Der Verfolgte wird für die Zeit der Haftverschonung
angewiesen,
- wieder an seiner letzten (amtlichen) Meldeadresse in ..., Wohnung zu nehmen und jeden Wohnsitzwechsel unverzüglich schriftlich der Generalstaatsanwaltschaft Stuttgart, Olgastraße 2, 70182 Stuttgart, zum Aktenzeichen 13 Ausl. A 321/15 anzuzeigen;
- sich wöchentlich jeden Donnerstag bei dem für seinen Wohnsitz zuständigen Polizeirevier ..., zu melden, und zwar erstmalig am 28. April 2016.
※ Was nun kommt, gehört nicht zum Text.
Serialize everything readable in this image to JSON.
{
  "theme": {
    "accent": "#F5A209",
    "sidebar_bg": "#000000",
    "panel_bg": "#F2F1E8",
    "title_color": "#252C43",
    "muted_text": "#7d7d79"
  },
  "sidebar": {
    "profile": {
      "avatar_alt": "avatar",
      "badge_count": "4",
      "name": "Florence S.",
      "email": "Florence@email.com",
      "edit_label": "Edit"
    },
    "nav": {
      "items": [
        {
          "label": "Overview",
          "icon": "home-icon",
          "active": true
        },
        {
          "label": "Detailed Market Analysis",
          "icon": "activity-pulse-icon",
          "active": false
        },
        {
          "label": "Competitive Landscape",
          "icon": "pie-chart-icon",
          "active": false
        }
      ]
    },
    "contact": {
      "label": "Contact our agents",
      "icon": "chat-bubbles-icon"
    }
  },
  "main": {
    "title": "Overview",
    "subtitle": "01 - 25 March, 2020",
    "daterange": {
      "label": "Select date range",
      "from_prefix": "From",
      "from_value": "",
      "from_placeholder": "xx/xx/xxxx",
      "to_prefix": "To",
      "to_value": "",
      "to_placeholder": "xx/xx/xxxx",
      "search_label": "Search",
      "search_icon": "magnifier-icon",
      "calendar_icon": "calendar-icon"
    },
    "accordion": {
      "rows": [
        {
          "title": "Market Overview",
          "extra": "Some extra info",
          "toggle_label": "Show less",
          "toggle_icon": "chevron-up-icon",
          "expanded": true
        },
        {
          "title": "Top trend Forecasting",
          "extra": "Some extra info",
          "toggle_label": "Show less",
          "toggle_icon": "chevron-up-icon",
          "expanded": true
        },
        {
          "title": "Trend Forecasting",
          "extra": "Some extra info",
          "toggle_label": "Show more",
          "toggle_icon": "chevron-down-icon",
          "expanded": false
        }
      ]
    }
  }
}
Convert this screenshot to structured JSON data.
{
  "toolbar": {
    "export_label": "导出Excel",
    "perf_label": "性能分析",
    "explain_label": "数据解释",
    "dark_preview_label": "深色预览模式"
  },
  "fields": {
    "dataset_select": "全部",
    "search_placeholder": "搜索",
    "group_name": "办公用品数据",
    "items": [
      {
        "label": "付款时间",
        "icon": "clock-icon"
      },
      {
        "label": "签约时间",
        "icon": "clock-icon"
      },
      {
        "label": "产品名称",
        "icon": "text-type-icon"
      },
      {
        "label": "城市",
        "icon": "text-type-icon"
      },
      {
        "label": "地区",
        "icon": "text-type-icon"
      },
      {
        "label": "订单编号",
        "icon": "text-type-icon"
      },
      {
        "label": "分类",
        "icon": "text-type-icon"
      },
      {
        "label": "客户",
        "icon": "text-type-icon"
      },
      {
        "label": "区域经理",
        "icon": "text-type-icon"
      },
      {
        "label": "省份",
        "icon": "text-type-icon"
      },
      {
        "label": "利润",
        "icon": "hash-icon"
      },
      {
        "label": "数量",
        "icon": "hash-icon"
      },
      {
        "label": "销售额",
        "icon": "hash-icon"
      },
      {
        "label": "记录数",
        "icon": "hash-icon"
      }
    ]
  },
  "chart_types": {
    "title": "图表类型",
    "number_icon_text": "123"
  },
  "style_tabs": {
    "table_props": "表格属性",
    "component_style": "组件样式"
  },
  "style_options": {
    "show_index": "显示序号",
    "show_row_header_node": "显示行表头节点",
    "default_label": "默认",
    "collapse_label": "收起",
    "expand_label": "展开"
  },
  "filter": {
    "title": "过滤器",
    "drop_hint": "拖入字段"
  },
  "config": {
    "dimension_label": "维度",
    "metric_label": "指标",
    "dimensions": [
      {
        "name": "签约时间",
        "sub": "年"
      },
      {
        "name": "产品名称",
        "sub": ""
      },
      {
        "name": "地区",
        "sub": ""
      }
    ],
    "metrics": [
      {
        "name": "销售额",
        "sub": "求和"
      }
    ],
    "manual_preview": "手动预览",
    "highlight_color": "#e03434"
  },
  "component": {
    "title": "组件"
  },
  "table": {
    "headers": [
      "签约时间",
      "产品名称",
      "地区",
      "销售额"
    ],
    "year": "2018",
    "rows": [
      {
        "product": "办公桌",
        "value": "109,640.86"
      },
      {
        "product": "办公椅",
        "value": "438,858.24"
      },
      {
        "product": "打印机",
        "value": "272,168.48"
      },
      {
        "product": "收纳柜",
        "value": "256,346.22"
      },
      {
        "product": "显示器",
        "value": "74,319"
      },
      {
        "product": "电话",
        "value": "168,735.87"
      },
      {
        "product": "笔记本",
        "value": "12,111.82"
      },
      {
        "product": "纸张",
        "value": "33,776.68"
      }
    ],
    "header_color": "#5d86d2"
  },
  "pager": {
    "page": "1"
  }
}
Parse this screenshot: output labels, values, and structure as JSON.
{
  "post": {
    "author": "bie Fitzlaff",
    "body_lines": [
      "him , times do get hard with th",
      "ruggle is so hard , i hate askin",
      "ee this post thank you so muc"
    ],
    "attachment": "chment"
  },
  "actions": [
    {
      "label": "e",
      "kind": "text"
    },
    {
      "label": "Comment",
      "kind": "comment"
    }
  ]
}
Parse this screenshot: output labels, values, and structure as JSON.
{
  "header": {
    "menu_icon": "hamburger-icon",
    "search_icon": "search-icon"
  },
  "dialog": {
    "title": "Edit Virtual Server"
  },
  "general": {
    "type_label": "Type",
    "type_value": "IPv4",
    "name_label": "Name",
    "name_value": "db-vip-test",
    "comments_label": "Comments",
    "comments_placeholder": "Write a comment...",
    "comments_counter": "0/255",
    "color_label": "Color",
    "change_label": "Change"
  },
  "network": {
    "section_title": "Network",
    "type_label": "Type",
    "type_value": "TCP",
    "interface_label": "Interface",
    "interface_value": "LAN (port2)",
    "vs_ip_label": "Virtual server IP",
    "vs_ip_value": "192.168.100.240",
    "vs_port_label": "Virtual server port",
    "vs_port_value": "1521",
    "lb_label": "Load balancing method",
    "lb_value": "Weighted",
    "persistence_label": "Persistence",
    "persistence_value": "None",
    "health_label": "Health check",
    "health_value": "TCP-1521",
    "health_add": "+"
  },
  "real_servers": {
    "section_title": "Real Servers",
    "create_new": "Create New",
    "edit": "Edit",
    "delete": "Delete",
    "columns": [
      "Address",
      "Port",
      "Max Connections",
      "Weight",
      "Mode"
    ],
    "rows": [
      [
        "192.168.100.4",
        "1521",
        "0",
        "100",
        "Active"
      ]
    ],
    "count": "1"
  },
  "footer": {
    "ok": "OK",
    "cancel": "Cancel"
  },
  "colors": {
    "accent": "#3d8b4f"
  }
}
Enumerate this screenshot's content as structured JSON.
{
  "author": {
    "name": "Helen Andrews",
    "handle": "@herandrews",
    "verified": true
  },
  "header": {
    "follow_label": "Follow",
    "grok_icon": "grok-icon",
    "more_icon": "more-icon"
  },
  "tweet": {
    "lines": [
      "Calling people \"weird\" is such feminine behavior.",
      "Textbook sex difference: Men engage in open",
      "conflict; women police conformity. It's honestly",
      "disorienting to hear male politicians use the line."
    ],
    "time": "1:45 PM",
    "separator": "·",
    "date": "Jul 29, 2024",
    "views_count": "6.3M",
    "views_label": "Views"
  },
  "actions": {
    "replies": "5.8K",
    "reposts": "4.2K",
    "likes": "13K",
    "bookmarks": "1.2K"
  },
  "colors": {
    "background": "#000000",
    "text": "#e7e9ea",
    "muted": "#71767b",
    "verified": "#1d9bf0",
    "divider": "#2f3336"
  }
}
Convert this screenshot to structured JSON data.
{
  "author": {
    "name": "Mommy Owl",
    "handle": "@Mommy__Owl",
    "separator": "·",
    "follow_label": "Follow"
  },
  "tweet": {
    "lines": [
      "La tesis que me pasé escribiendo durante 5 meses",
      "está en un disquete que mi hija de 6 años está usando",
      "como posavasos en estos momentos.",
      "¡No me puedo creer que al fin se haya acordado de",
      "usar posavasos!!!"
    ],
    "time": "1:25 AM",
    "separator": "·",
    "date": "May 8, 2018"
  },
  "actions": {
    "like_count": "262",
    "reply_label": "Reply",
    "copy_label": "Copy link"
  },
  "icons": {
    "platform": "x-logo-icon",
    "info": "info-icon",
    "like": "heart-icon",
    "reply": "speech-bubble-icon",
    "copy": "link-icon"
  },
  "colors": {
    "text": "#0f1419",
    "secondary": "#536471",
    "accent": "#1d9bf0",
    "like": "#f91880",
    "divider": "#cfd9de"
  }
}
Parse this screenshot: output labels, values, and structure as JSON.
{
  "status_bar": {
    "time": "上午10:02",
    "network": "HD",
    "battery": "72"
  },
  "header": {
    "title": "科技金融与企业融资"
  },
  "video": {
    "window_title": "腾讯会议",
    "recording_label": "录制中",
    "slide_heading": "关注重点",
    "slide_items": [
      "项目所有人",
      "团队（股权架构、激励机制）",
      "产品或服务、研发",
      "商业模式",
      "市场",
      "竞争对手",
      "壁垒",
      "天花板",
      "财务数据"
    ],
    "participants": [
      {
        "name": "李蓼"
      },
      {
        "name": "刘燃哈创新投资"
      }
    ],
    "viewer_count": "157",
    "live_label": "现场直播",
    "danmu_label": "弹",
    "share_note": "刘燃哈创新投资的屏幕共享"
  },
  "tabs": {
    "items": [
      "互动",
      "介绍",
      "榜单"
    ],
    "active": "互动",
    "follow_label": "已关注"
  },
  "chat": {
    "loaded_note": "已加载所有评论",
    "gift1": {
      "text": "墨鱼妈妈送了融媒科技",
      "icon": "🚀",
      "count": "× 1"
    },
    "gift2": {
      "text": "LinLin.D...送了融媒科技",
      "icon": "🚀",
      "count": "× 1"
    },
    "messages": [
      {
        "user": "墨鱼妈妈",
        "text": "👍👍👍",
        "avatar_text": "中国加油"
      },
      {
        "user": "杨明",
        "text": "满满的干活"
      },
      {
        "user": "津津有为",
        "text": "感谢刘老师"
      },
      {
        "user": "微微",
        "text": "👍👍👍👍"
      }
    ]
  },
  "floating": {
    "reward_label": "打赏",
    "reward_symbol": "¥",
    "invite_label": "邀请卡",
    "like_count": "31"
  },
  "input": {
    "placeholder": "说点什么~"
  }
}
- Wenn dem Senat die Zusicherung der griechischen Behörden, dass der Verfolgte für den Fall seiner Auslieferung in einer griechischen Haftanstalt untergebracht wird, die den Anforderungen der Europäischen Konvention zum Schutz der Menschenrechte und Grundfreiheiten vom 4. November 1950 bzw. den Europäischen Strafvollzugsgrundsätzen vom 11. Januar 2006 entspricht, nicht bis zum 6. Juni 2016 vorliegt, wird der Senat über die Aufhebung des Auslieferungshaftbefehls entscheiden.
Gründe
I.
1. Durch Ausschreibung im Schengener Informationssystem und Übersendung eines Europäischen Haftbefehls, ausgestellt durch die Staatsanwaltschaft bei dem Oberlandesgericht Athen am 3. Juli 2015 (Az.: FE 7399), ersuchen die Justizbehörden der Griechischen Republik um (Festnahme und) Auslieferung des griechischen Staatsangehörigen B. zum Zwecke der Strafverfolgung.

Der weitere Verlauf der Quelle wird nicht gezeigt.